By Gang Li, Henrique V. Figueiró, Eduardo Eizirik, William J. Murphy

Posted 04 Dec 2018
bioRxiv DOI: 10.1101/485904

Current phylogenomic approaches implicitly assume that the predominant phylogenetic signal within a genome reflects the true evolutionary history of organisms, without assessing the confounding effects of gene flow that result in a mosaic of phylogenetic signals that interact with recombinational variation. Here we tested the validity of this assumption with a recombination-aware analysis of whole genome sequences from 27 species of the cat family. We found that the prevailing phylogenetic signal within the autosomes is not always representative of speciation history, due to ancient hybridization throughout felid evolution.

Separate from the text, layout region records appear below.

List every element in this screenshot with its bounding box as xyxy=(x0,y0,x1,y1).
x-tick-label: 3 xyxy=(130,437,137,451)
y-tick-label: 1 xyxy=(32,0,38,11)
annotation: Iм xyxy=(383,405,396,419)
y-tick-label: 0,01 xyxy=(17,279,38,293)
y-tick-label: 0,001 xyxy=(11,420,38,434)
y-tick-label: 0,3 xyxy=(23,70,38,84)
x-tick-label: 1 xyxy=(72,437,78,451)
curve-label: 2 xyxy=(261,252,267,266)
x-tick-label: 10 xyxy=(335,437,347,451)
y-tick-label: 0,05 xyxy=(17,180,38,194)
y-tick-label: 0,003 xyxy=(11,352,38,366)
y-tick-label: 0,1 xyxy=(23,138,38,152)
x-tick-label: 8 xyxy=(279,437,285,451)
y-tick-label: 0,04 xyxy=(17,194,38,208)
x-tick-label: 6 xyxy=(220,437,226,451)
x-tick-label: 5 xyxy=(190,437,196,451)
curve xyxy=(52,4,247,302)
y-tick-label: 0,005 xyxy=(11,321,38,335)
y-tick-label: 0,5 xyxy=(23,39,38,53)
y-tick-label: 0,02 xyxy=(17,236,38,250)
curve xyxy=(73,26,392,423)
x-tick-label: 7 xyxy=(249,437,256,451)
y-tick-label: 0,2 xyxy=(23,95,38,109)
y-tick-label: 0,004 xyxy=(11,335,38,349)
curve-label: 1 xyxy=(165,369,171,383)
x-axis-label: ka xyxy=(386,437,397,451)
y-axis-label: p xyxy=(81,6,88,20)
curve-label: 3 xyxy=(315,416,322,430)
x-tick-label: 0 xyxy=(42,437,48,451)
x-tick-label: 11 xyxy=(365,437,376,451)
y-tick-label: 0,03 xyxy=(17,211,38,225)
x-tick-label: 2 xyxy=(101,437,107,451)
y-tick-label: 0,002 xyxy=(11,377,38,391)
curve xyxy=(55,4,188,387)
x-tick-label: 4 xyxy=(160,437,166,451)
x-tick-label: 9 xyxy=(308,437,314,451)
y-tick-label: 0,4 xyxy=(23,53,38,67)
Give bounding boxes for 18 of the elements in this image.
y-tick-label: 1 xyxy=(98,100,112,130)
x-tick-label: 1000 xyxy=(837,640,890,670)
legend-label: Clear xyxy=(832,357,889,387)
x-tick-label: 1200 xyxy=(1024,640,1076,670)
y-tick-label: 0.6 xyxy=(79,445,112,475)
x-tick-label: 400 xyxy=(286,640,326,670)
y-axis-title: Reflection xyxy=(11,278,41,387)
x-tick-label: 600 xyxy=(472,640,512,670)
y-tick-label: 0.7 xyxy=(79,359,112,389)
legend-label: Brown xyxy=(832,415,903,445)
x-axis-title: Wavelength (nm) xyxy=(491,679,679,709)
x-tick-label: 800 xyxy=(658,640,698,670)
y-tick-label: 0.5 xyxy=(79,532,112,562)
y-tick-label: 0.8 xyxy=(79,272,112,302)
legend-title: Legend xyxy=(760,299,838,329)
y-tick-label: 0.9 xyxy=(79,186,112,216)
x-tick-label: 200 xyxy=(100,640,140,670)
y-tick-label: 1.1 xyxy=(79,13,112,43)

Instead, phylogenetic signal was concentrated within large, conserved X-chromosome recombination deserts that exhibited recurrent patterns of strong genetic differentiation and selective sweeps across mammalian orders. By contrast, regions of high recombination were enriched for signatures of ancient gene flow, and these sequences inflated crown-lineage divergence times by ~40%. We conclude that standard phylogenomic approaches to infer the Tree of Life may be highly misleading without considering the genomic partitioning of phylogenetic signal relative to recombination rate, and its interplay with historical hybridization.